One of our family rituals were picnics on Sundays. And part of the picnic ritual was to make up a bottle of pre-diluted lemonade cordial to take with us. And one of the good things about Dad’s whisky bottles was the clever locking, spill-proof cap. An empty whisky bottle, with black and white doggy label and locking cap, was pressed into service as a container for the kids’ drink.
On the particular Sunday under discussion, an uncle (and possibly an accompanying aunt) were arriving in town on the way to or from somewhere or other, and they were staying overnight. The family had gone on a picnic for Sunday lunch, accompanied by the pre-owned Black and White Whisky bottle containing diluted lemonade cordial.
When we got home after the picnic some of the diluted lemonade was still left in the old whisky bottle; the bottle was put into the refrigerator for future use by thirsty children.
Uncle (and aunt) had arrived for tea and to stay the night.
About 8:30pm in the evening Dad’s Black and White Whisky had been brought out to help lubricate the visit.
At about 8:45pm I was heading to bed (obedient young lad that I was!) and decided that I needed a drink of lemonade before retiring for the night.
And then I remembered the Black and White whisky bottle of lemonade in the refrigerator. Aha, I think, I’ll have a glass of that because it’s already made up and I can just pour it out into a glass for myself.
When I arrived in the kitchen, I found the bottle was already out on the kitchen bench in all its canine splendour.
Through the green of the bottle I saw that it was still about a third full. I remember thinking how quite unusually considerate whichever sister had got the bottle out had been to leave some for me!
I poured myself a nearly full tumbler from the bottle, put the locking cap carefully back on, and even thought to return the bottle to the refrigerator!
Then, as thirsty young boys do, I took a big mouthful and swallowed it in a gulp.
Can anyone see where this is headed yet?
Black and White Whisky these days is a 40% alcohol by volume dram. I haven’t tasted it for a long time, but I suspect that it was probably 40% alcohol by volume back then, too. Whatever, even at 40% it was still 39% higher than anything I had ever had to drink before that Sunday evening! Even cough medicine wasn’t that high!
My anticipated gulp of cool, gentle lemonade suddenly seemed to have acquired a flame-thrower additive that I hadn’t been warned about.
My yell of astonishment/horror/shock brought my parents and the uncle (and probably the aunt) racing into the kitchen at high speed from their rudely interrupted comfort in the lounge.

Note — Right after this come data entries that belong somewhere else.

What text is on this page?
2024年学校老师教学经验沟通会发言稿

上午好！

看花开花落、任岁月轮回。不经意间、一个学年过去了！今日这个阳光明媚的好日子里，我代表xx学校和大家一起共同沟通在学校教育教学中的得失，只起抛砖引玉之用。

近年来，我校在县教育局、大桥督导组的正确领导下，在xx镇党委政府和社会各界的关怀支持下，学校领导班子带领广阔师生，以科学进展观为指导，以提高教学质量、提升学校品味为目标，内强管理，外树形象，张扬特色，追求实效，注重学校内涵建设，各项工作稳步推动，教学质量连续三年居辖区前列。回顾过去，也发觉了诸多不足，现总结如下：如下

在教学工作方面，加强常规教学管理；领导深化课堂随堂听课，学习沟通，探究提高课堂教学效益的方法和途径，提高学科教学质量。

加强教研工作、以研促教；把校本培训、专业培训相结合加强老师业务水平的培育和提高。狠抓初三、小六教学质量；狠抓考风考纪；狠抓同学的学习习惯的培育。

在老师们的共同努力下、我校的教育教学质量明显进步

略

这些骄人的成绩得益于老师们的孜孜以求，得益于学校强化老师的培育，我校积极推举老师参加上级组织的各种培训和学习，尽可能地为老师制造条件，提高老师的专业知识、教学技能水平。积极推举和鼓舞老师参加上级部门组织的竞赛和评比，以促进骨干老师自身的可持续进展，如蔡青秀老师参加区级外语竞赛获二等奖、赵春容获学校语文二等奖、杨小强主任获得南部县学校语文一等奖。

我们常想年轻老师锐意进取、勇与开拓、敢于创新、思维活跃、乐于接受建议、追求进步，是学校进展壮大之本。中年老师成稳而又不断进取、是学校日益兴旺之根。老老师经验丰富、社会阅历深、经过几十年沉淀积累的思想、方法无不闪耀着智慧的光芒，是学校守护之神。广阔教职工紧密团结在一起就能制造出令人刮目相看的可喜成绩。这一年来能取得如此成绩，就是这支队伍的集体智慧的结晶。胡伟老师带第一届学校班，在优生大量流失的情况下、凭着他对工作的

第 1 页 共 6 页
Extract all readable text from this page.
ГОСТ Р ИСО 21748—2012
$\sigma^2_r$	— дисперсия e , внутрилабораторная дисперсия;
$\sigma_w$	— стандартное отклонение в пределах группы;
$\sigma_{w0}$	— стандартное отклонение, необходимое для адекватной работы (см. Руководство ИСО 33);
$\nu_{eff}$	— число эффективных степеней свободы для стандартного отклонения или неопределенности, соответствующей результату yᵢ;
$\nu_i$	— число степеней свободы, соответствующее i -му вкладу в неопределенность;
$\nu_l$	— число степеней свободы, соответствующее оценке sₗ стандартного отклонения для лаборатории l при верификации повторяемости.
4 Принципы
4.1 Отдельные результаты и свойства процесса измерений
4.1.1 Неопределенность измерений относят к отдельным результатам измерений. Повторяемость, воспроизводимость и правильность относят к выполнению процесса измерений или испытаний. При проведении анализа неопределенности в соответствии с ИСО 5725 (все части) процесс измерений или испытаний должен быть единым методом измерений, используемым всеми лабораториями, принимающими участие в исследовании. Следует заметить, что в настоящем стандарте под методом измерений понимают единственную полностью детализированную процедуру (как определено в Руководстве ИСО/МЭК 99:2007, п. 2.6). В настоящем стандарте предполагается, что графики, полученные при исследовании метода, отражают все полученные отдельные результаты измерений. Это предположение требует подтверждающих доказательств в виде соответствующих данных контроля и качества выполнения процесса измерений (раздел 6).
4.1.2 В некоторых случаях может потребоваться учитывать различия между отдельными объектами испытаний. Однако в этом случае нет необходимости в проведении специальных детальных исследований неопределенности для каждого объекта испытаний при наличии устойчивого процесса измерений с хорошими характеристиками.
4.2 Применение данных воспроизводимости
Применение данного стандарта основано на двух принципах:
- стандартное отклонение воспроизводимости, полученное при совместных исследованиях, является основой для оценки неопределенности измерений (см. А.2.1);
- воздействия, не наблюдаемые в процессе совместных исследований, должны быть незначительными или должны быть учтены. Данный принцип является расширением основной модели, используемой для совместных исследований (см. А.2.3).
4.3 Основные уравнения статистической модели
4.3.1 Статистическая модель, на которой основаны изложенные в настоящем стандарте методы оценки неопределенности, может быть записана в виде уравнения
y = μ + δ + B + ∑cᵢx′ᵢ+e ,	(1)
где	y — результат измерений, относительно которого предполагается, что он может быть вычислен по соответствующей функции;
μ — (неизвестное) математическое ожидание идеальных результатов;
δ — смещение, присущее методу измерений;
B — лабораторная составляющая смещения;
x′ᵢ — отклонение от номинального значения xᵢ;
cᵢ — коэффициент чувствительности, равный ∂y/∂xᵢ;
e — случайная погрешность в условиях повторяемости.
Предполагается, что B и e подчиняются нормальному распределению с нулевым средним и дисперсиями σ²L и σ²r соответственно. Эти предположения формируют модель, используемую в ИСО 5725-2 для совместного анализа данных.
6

They conducted a quick check of vital signs to make sure I had managed to regain the ability to breathe, that the screaming had decreased to acceptable levels and that no-one was going to cut themselves on the remains of the glass which I had thrown to the floor in my surprise.
On ensuring that there was no lasting damage, their interest turned to the bottle of Black and White (the whisky bottle, not the cordial one). Their focus of concern now seemed to to have shifted, that the level of available liquid in their bottle had dropped alarmingly and that there may not be sufficient left for their evening tipples.
Other than the broken glass, there was no lasting damage that I remember. But it took some years for me to be able to look whisky in the eye again.
And I never gulp it!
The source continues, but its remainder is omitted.